Elektrik kesintileri Brezilya’yı rahatsız ediyor ve cinsel açıdan kirli olarak algıladıkları diğer genç kadınları avlayan, onlara Delilahlar diyen ve ezilip İsa’yı kabul etmek için yeminlerini kaydeden bir Hıristiyan evanjelik kadın çetesi için zamanlama daha iyi olamazdı.

Çetenin liderlerinden biri olan Mari (Mari Oliveira), genç bir kurbana yapılan saldırıda yüzü kesildikten sonra günah avını sorgulamaya başlar. Mari, komadaki hastalara baktığı tuhaf bir hastanede yavaş yavaş sevdiği Hıristiyan topluluğunun cinsel gizemlerle ve toksik erkeklikle dolu -şaşkın, sürpriz- olduğunu keşfeder.

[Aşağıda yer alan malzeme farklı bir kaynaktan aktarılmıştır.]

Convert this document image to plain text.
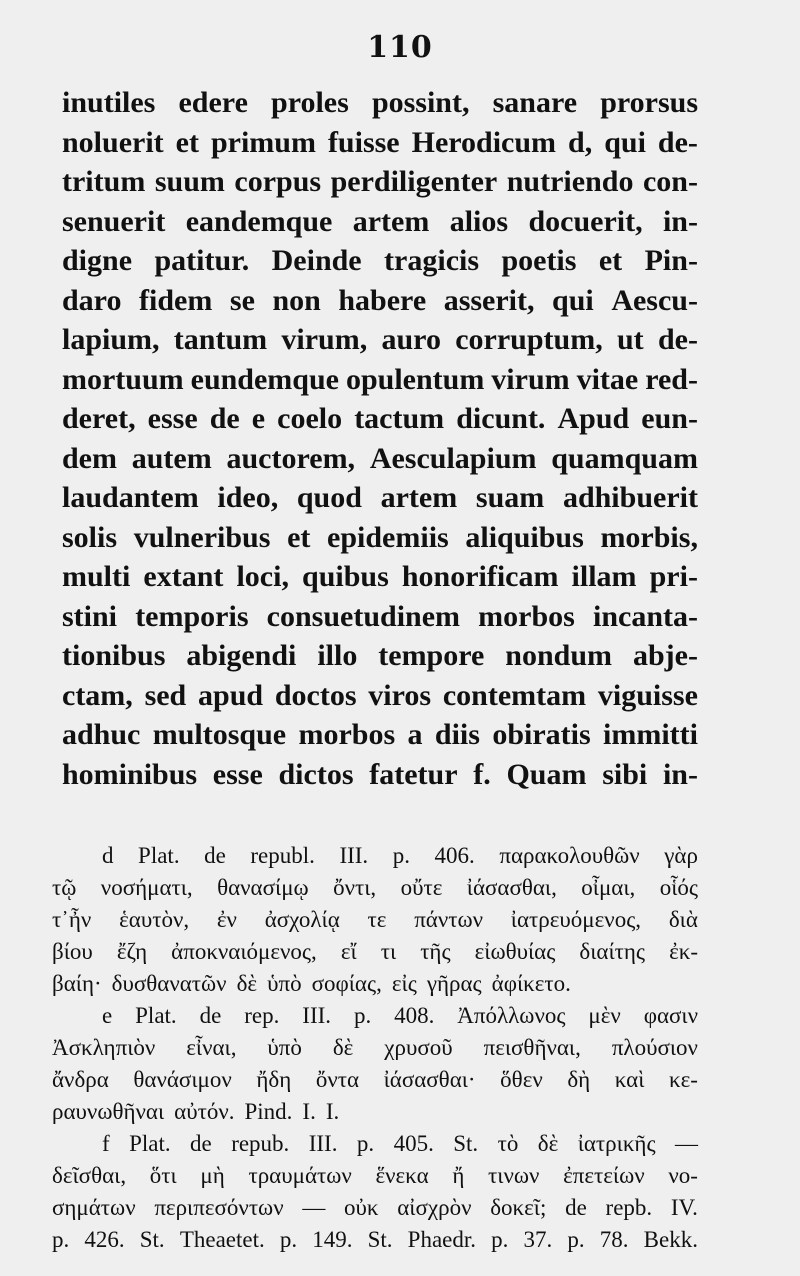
110
inutiles edere proles possint, sanare prorsus
noluerit et primum fuisse Herodicum d, qui de-
tritum suum corpus perdiligenter nutriendo con-
senuerit eandemque artem alios docuerit, in-
digne patitur. Deinde tragicis poetis et Pin-
daro fidem se non habere asserit, qui Aescu-
lapium, tantum virum, auro corruptum, ut de-
mortuum eundemque opulentum virum vitae red-
deret, esse de e coelo tactum dicunt. Apud eun-
dem autem auctorem, Aesculapium quamquam
laudantem ideo, quod artem suam adhibuerit
solis vulneribus et epidemiis aliquibus morbis,
multi extant loci, quibus honorificam illam pri-
stini temporis consuetudinem morbos incanta-
tionibus abigendi illo tempore nondum abje-
ctam, sed apud doctos viros contemtam viguisse
adhuc multosque morbos a diis obiratis immitti
hominibus esse dictos fatetur f. Quam sibi in-
d Plat. de republ. III. p. 406. παρακολουθῶν γὰρ
τῷ νοσήματι, θανασίμῳ ὄντι, οὔτε ἰάσασθαι, οἶμαι, οἷός
τ᾽ἦν ἑαυτὸν, ἐν ἀσχολίᾳ τε πάντων ἰατρευόμενος, διὰ
βίου ἔζη ἀποκναιόμενος, εἴ τι τῆς εἰωθυίας διαίτης ἐκ-
βαίη· δυσθανατῶν δὲ ὑπὸ σοφίας, εἰς γῆρας ἀφίκετο.
e Plat. de rep. III. p. 408. Ἀπόλλωνος μὲν φασιν
Ἀσκληπιὸν εἶναι, ὑπὸ δὲ χρυσοῦ πεισθῆναι, πλούσιον
ἄνδρα θανάσιμον ἤδη ὄντα ἰάσασθαι· ὅθεν δὴ καὶ κε-
ραυνωθῆναι αὐτόν. Pind. I. I.
f Plat. de repub. III. p. 405. St. τὸ δὲ ἰατρικῆς —
δεῖσθαι, ὅτι μὴ τραυμάτων ἕνεκα ἤ τινων ἐπετείων νο-
σημάτων περιπεσόντων — οὐκ αἰσχρὸν δοκεῖ; de repb. IV.
p. 426. St. Theaetet. p. 149. St. Phaedr. p. 37. p. 78. Bekk.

Anita Rocha da Silveira tarafından yazılan ve yönetilen bu Arınma Gecesi benzeri gerilimde incelikli hiçbir şey yok. Siouxsie ve Banshees’in kıyamet marşı “Cities in Dust” ilk birkaç dakika çalıyor ve film, erkek ve kadın gerçek inananlar arasında tam ekran bir kavgayla sona eriyor. Yarı yolda, da Silveira’nın feminist mesajı, umutsuz gerçekçilik ile aşırı kara komedi arasında gidip geliyor ve bu da dini aşırıcılığın tekrarlayan zekice bir tasfiyesiyle sonuçlanıyor.